American high schools still remain highly departmentalized, stratified, and continue to teach subjects in isolation, with little to no attempts to draw connections among the STEM disciplines. Having worked in and visited numerous school districts within the past three years the author has observed many well-meaning curriculum developers and classroom teachers who indicate they are implementing a STEM program. This implementation usually resembles actions in which science, mathematics, and technology teachers plan and teach cooperatively. This may be a start; however, it misses the mark!
If this is the extent of STEM program and curriculum development, then there really is no program or curriculum, as the program and curriculum will disappear (if there ever was one) when the teachers change teaching assignments, transfer, retire, or leave the profession. This represents personalization and not institutionalization. Many educators have not yet come to the realization that STEM education is more than simply a new name for the traditional approach to teaching science and mathematics. Nor do they understand that it is more than just the grafting of “technology” and “engineering” layers onto standard science and mathematics curricula. As a result, there is little to no thoughtfully planned and implemented STEM curriculum in secondary schools. While many would argue this is a start to realizing STEM education within secondary schools, it is a far cry from actually planning, writing, and implementing an innovative, trans-disciplinary STEM program.

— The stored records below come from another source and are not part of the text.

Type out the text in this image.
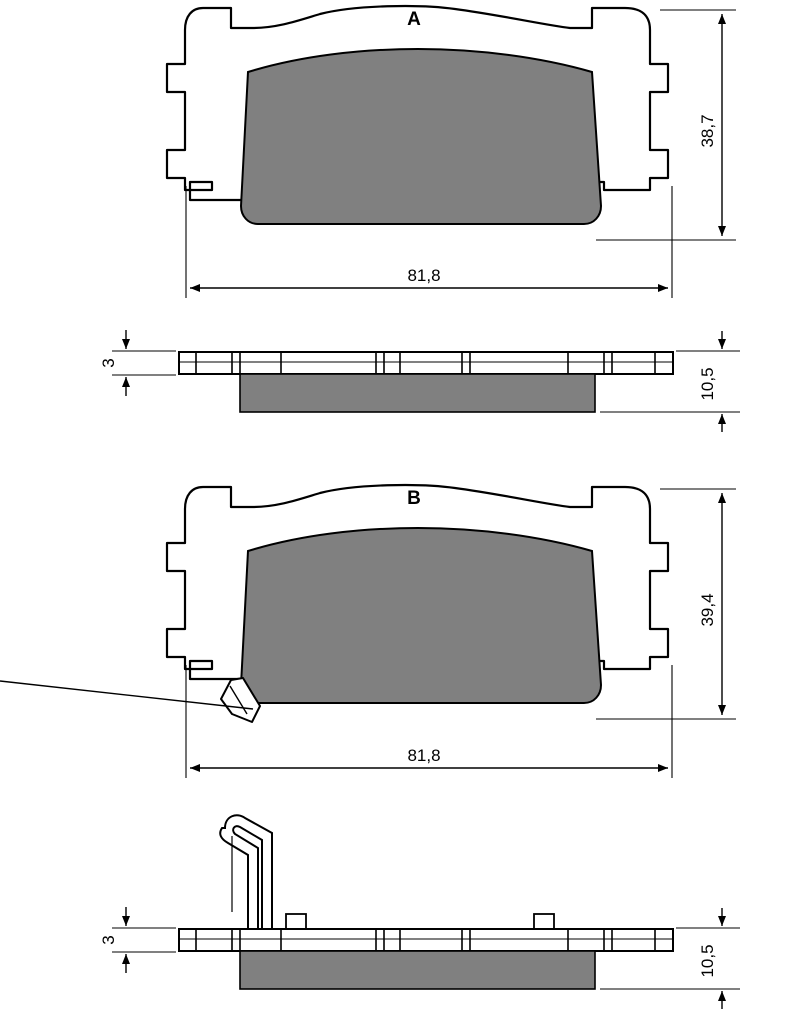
A
38,7
81,8
3
10,5
B
39,4
81,8
3
10,5
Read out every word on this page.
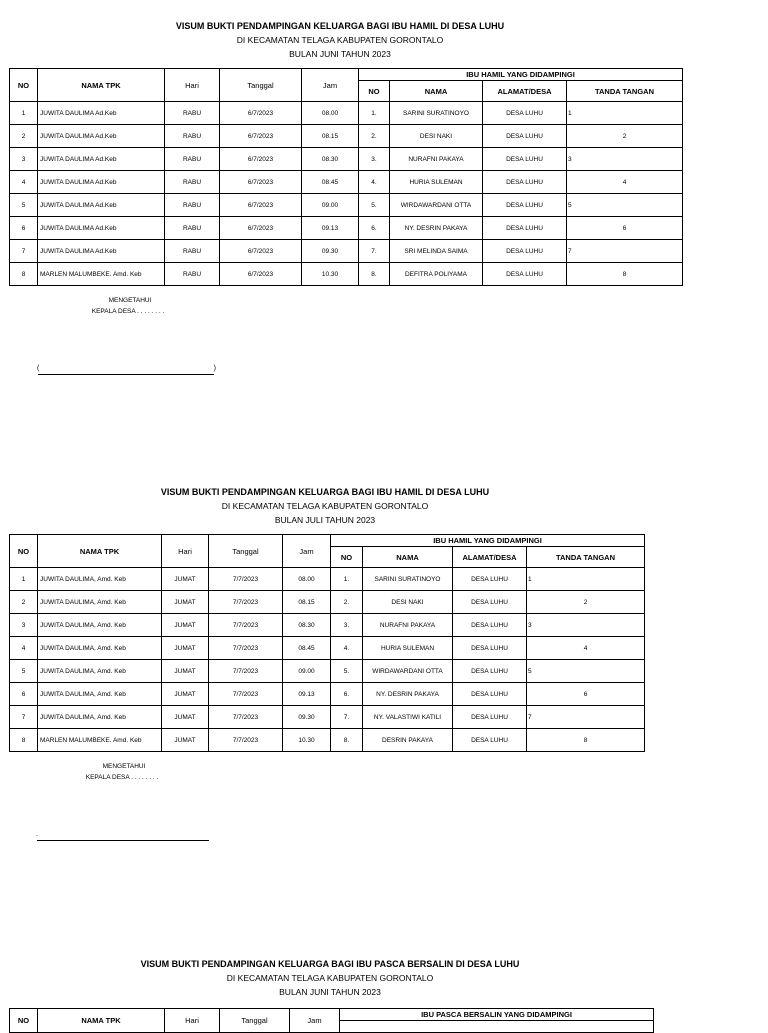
VISUM BUKTI PENDAMPINGAN KELUARGA BAGI IBU HAMIL DI DESA LUHU
DI KECAMATAN TELAGA KABUPATEN GORONTALO
BULAN JUNI TAHUN 2023
NO	NAMA TPK	Hari	Tanggal	Jam	IBU HAMIL YANG DIDAMPINGI			
					NO	NAMA	ALAMAT/DESA	TANDA TANGAN
1	JUWITA DAULIMA Ad.Keb	RABU	6/7/2023	08.00	1.	SARINI SURATINOYO	DESA LUHU	1
2	JUWITA DAULIMA Ad.Keb	RABU	6/7/2023	08.15	2.	DESI NAKI	DESA LUHU	2
3	JUWITA DAULIMA Ad.Keb	RABU	6/7/2023	08.30	3.	NURAFNI PAKAYA	DESA LUHU	3
4	JUWITA DAULIMA Ad.Keb	RABU	6/7/2023	08.45	4.	HURIA SULEMAN	DESA LUHU	4
5	JUWITA DAULIMA Ad.Keb	RABU	6/7/2023	09.00	5.	WIRDAWARDANI OTTA	DESA LUHU	5
6	JUWITA DAULIMA Ad.Keb	RABU	6/7/2023	09.13	6.	NY. DESRIN PAKAYA	DESA LUHU	6
7	JUWITA DAULIMA Ad.Keb	RABU	6/7/2023	09.30	7.	SRI MELINDA SAIMA	DESA LUHU	7
8	MARLEN MALUMBEKE. Amd. Keb	RABU	6/7/2023	10.30	8.	DEFITRA POLIYAMA	DESA LUHU	8
MENGETAHUI
KEPALA DESA . . . . . . . .
(	)
VISUM BUKTI PENDAMPINGAN KELUARGA BAGI IBU HAMIL DI DESA LUHU
DI KECAMATAN TELAGA KABUPATEN GORONTALO
BULAN JULI TAHUN 2023
NO	NAMA TPK	Hari	Tanggal	Jam	IBU HAMIL YANG DIDAMPINGI			
					NO	NAMA	ALAMAT/DESA	TANDA TANGAN
1	JUWITA DAULIMA, Amd. Keb	JUMAT	7/7/2023	08.00	1.	SARINI SURATINOYO	DESA LUHU	1
2	JUWITA DAULIMA, Amd. Keb	JUMAT	7/7/2023	08.15	2.	DESI NAKI	DESA LUHU	2
3	JUWITA DAULIMA, Amd. Keb	JUMAT	7/7/2023	08.30	3.	NURAFNI PAKAYA	DESA LUHU	3
4	JUWITA DAULIMA, Amd. Keb	JUMAT	7/7/2023	08.45	4.	HURIA SULEMAN	DESA LUHU	4
5	JUWITA DAULIMA, Amd. Keb	JUMAT	7/7/2023	09.00	5.	WIRDAWARDANI OTTA	DESA LUHU	5
6	JUWITA DAULIMA, Amd. Keb	JUMAT	7/7/2023	09.13	6.	NY. DESRIN PAKAYA	DESA LUHU	6
7	JUWITA DAULIMA, Amd. Keb	JUMAT	7/7/2023	09.30	7.	NY. VALASTIWI KATILI	DESA LUHU	7
8	MARLEN MALUMBEKE. Amd. Keb	JUMAT	7/7/2023	10.30	8.	DESRIN PAKAYA	DESA LUHU	8
MENGETAHUI
KEPALA DESA . . . . . . . .
.
VISUM BUKTI PENDAMPINGAN KELUARGA BAGI IBU PASCA BERSALIN DI DESA LUHU
DI KECAMATAN TELAGA KABUPATEN GORONTALO
BULAN JUNI TAHUN 2023
NO	NAMA TPK	Hari	Tanggal	Jam	IBU PASCA BERSALIN YANG DIDAMPINGI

What is happening at the elementary and middle school levels? Teachers at these levels are ill-prepared to teach the STEM disciplines of science and mathematics, as revealed by the low numbers of highly qualified teachers. For now there are no national STEM standards or STEM teacher certification. If this is the case, are we really serious about STEM education and do we have it as a national priority? The vision of STEM education, as advocated by the National Academy of Sciences, the National Academy of Engineering, and the Institute of Medicine, is far from becoming a reality in the United States and will not be realized until the goals of STEM education are better delineated, the meta-discipline of STEM education is better defined, innovative STEM education programs and curricula are developed, and teachers are professionally educated to deliver new STEM programs and curricula. In other words, the form, which includes program and curriculum design, and function, which are the desired results of STEM education are still largely undeveloped.